Il est difficile de voir en quoi organiser des évènements telles que
“la Semaine de l’Apartheid israélien” sur un campus universitaire
pourrait bien être d’une utilité quelconque pour la cause des
Palestiniens. N’y a-t-il pas déjà suffisamment d’incitation
anti-israélienne propagée par les médias arabes et islamiques ?

S’il y en a bien qui méritent d’être appelés ”pro-Palestiniens”, ce
sont ceux qui font campagne publiquement contre la corruption
financière et les abus commis à l’encontre des Droits de l’Homme par le
Fatah et le Hamas. Ceux qui tentent de changer le système de
l’intérieur, eux, appartiennent au véritable camp ”pro-Palestinien”.

Ce sont ces personnalités courageuses qui se tiennent debout aussi bien
face au Fatah qu’au Hamas et qui les appellent à cesser de s’entretuer
et à commencer de faire quelque chose qui serait susceptible
d’améliorer les conditions de vie de leurs électeurs.

Au lieu de dépenser leur argent et leurs efforts à organiser la
“Semaine contre l’Apartheid israélien”, par exemple, ces «
pro-Palestiniens » autoproclamés auraient pu envoyer une délégation de
professeurs dans les villages palestiniens et les camps de réfugiés
pour apprendre l’anglais aux jeunes palestiniens. Ou ils auraient pu
envoyer une autre délégation dans la Bande de Gaza pour observer les
violations des droits de l’homme par les autorités du Hamas et aider
les femmes palestiniennes à affronter les fondamentalistes musulmans
qui essaient de limiter leur rôle à cuisiner, élever les enfants et à
pourvoir aux besoins de leurs maris.

Là est l’idée : substituons la Semaine de la Démocratie Palestinienne à
la semaine contre l’Apartheid israélien, qui pourrait servir à alerter
et encourager l’exigence de mettre un terme à la corruption financière
et à une mauvaise gouvernance.

Les militants “pro-Palestiniens” en Occident, clairement, n’ont cure
des réformes et de bonne gouvernance dans les territoires palestiniens.
Pour autant que ces militants soient concernés, délégitimer Israël et
faire de l’incitation contre les « Sionistes » est bien plus important
que de pousser à mettre un terme à la corruption financière et à la
violence au sein même de la société palestinienne.

Clamer au monde à quel point Israël et les Juifs sont mauvais et
démoniaques n’aide pas les Palestiniens, autant que le fait d’exiger un
bon gouvernement et d’encourager à l’émergence d’une classe dirigeante
jeune et « propre » (intègre) dans les territoires palestiniens.

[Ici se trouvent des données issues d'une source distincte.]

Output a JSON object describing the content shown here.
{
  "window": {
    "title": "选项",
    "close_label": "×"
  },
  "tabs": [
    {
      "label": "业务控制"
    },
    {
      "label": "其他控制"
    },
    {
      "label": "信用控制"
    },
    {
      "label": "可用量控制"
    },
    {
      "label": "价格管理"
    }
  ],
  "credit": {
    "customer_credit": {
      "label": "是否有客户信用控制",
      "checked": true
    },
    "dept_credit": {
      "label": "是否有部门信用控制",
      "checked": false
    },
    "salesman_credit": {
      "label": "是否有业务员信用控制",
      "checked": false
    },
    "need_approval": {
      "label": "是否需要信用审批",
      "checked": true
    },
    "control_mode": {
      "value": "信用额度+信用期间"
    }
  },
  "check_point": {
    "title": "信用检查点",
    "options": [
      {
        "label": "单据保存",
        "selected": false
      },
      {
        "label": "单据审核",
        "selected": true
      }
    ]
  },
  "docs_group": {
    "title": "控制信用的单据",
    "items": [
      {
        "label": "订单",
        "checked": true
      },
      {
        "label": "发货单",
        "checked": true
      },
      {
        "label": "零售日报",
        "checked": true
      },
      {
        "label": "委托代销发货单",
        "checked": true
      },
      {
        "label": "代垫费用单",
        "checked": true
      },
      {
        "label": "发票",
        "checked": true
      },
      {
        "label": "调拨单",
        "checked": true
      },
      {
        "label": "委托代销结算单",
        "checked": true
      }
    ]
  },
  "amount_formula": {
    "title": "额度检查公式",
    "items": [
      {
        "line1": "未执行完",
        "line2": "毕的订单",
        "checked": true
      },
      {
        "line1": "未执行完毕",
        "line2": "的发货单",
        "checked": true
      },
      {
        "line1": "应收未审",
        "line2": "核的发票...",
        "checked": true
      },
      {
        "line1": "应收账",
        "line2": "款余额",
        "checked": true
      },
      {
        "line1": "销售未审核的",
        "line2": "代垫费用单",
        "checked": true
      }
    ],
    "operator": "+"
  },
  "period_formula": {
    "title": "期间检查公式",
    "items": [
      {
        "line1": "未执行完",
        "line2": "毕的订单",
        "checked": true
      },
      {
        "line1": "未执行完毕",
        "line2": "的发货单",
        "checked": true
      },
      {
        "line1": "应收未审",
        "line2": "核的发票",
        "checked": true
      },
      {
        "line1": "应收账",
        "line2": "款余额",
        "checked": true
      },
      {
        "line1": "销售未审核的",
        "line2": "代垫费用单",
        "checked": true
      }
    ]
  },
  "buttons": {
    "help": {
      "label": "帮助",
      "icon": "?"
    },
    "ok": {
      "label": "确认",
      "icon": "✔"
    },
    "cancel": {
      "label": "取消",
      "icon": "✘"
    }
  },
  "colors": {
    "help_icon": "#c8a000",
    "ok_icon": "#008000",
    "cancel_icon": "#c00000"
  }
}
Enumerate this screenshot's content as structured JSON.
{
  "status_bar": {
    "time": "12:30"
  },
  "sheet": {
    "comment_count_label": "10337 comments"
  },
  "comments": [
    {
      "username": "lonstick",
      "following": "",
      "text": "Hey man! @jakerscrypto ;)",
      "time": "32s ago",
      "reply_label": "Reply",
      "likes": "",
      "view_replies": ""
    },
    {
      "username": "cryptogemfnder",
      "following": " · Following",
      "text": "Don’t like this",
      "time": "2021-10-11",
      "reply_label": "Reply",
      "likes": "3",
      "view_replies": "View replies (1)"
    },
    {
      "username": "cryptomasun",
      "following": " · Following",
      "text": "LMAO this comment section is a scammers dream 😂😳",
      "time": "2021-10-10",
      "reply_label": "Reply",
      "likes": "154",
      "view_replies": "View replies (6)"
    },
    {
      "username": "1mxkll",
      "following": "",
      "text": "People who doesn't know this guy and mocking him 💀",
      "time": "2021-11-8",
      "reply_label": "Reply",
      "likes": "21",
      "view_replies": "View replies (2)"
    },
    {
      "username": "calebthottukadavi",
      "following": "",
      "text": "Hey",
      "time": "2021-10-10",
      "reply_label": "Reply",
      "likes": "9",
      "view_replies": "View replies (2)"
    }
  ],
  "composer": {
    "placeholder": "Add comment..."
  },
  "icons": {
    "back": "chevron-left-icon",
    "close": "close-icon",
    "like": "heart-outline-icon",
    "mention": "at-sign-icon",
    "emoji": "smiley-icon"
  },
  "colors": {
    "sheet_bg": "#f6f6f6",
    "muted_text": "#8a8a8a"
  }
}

Si le camp “pro-Palestinien” occidental investissait une somme
équivalente de ses efforts anti-israéliens à promouvoir la modération
et la notion de société civile parmi les Palestiniens, là oui, ce
serait leur rendre une fière chandelle.

Hurler des slogans anti-israéliens ou organiser la Semaine de
l’Apartheid israélien aux Etats-Unis ou au Canada ne fait pas
nécessairement d’un individu un “pro-Palestinien”.
Alors que promouvoir une meilleure gouvernance et des réformes dans les
territoires palestiniens peut faire de la même personne un véritable «
pro-Palestinien ».

Les Palestiniens n’ont aucun besoin que des étudiants ou des
professeurs sur des campus universitaires leur disent qu’Israël est
méchant. Ils disposent déjà d’assez de cette sorte d’incitation venant
du Hamas, du Fatah et d’autres médias et leaders arabes.

Il serait grand temps pour le camp ”pro-Palestinien” occidental qu’il
reconsidère ses politiques et ses tactiques. Il serait grand temps pour
ce camp de prêter une oreille attentive aux voix authentiques des
Palestiniens –ceux qui répètent nuit et jour que les Palestiniens
désirent de bons dirigeants et la fin de la corruption financière, de
l’anarchie et de l’absence de toute légalité.